Clinical Characteristics Collection
We retrospectively collected patient characteristics from inpatient records, including age, sex, education level, Karnofsky performance status, histopathology, isocitrate dehydrogenase mutation status, extent of tumor resection, information regarding preoperative seizures, type of seizure onset, and history of taking anti-epileptic drugs. Follow-up information about postoperative epileptic control was obtained by telephone interviews at 6 months postoperatively.
A MAGNETOM Prisma 3-T MR scanner (Siemens, Erlangen, Germany) was used to acquire MR images. Anatomical images were collected by T1-magnetization prepared rapid acquisition gradient echo [repetition time [TR] = 2,300 ms; echo time [TE] = 2.3 ms; flip angle [FA] = 8°; field of view [FOV] = 220 × 220 mm; voxel size = 1.0 × 1.0 × 1.0 mm; slice number = 192]. A T2-FLAIR (fluid-attenuated inversion recovery) sequence was applied to acquire tumor images (TR = 3,200 ms; TE = 87 ms; FA = 150°; FOV = 220 × 220 mm; voxel size = 0.9 × 0.9 × 5 mm; slice number = 25). Additionally, the parameters for the rs-fMRI sequence were as follows: TR = 2,000 ms; TE = 30 ms; FA = 75°; FOV = 220 × 220 mm; voxel size = 3.0 × 3.0 × 5.0 mm; slice number = 30; acquisition duration: 8 min. All MRI data were acquired within 72 h before tumor resection.
Functional MRI Preprocessing
The Graph Theoretical Network Analysis (GRETNA) toolbox (https://www.nitrc.org/projects/gretna) (10) was used for rs-fMRI processing. For each participant, pre-processing was conducted as follows: (a) transformation to a NIFTI file, (b) removal of the first images (time point number to remove = 5), (c) slice timing correction, (d) realignment, (e) spatial normalization [normalized to EPI template (11)], (f) smoothing (full width half maximum = 4 mm), (g) temporal detrending (linear detrending), (h) regressing out covariance (white matter signal: with WMMask_3 mm; CSF signal: with CSFMask_3 mm; head motion: Friston−24 parameters), (i) temporal filtering (0.01–0.08 Hz), and (j) scrubbing (using default parameters and the interpolation strategy: linear interpolation, FD threshold: 0.5, previous time point number: 1, subsequent time point number: 2).
Regions of Tumor Invasion
Tumors were segmented into individual spaces based on hyper-intensive regions of FLAIR images. Regions of glioma invasion (shown in Figure S1) were manually drawn by two independent neuroradiologists. If the images drawn varied by more than 5%, a third neuroradiologist with over 20 years of clinical experience made the final decision regarding the region location. All tumor masks were then normalized into the Montreal Neurological Institute (MNI) standard space using the clinical toolbox package in SPM8 (http://www.fil.ion.ucl.ac.uk/spm/software/spm8).
Regions of Interest
To calculate FC within cerebral functional networks, regions of interest (ROIs) were extracted from an open-access brain atlas, “brainnetome atlas” (http://www.brainnetome.org/) (12), which comprises 246 brain regions. In the current study, sub-templates were extracted, including sensorimotor, visual, default mode, auditory, and right executive control networks. Areas of tumor overlays were not included in the network analysis. Any potential effect of tumor invasion to registration would be highly decreased in this way. Details of each ROI are provided in Tables S1–S5.

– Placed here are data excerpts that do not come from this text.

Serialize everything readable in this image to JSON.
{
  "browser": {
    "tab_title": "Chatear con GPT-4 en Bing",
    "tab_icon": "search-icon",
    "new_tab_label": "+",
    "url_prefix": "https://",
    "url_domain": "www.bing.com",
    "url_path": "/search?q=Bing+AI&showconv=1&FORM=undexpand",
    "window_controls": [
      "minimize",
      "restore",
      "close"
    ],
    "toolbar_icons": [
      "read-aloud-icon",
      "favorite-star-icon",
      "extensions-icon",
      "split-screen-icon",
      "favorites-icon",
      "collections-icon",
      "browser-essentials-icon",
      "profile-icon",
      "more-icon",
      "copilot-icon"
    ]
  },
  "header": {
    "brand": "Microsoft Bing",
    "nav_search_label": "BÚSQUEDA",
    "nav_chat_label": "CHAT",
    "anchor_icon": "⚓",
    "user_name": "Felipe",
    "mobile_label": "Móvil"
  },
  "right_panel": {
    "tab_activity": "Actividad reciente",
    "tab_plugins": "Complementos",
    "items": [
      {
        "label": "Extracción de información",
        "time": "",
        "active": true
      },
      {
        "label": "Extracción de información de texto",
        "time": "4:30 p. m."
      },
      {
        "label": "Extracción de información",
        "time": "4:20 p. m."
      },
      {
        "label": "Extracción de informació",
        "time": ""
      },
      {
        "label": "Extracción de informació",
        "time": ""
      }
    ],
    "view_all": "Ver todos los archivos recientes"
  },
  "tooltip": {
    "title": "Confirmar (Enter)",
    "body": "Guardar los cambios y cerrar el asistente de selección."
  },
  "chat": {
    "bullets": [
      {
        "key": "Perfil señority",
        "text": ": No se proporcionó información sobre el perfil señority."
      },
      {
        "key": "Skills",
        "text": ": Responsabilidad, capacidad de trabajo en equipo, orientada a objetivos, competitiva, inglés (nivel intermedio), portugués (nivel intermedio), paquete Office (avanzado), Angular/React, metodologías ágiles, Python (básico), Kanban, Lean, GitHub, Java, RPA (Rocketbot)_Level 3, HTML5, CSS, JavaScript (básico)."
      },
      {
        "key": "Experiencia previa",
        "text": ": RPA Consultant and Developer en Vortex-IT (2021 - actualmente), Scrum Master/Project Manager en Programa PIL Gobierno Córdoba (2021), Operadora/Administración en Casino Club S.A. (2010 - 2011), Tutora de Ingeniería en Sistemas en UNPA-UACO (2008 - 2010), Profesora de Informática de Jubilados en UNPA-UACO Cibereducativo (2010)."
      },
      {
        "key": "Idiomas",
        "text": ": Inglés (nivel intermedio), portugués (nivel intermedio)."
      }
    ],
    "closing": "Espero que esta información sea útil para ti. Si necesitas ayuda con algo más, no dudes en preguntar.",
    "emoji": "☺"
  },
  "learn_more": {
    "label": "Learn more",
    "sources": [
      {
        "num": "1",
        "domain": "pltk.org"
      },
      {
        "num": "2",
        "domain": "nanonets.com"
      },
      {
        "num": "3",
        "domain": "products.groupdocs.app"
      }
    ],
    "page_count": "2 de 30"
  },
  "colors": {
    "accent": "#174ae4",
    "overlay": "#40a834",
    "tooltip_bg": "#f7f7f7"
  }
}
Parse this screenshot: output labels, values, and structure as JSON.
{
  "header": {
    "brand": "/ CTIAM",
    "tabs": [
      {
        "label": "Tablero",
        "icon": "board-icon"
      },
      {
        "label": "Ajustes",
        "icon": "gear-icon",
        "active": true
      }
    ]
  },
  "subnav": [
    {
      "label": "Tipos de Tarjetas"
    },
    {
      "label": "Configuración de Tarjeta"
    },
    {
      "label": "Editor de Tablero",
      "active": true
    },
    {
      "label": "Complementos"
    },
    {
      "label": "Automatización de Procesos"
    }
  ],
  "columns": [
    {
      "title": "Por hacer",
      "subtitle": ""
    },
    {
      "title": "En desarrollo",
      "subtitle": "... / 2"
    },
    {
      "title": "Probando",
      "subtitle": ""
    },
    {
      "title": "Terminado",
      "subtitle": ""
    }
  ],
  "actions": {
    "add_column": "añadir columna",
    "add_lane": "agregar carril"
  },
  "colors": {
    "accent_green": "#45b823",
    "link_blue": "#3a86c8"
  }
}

To construct the FC matrix, Pearson correlation coefficients were used to compare regional mean time-series for all possible pairs of nodes. Consequently, five different FC matrices were extracted from the five sub-templates of the sensorimotor, visual, default mode, auditory, and right executive control networks.
Graph Theoretical Measures
Global and nodal topological properties, including the shortest path length, global efficiency, local efficiency, nodal efficiency, and degree centrality (DC), were calculated for all patients and healthy controls by using graph theory analysis. All matrices were transformed into absolute value and binary matrices before calculating topological properties.
Gamma, lambda, and sigma were indices of small worldness. Gamma (γ) = Creal/Crandom >> 1 (C represented cluster coefficient), lambda (λ) = Lreal/Lrandom ~ 1 (L represented shortest path length), sigma (σ) = γ/λ > 1 (13, 14). A high value of sigma indicates a high efficiency of information delivery.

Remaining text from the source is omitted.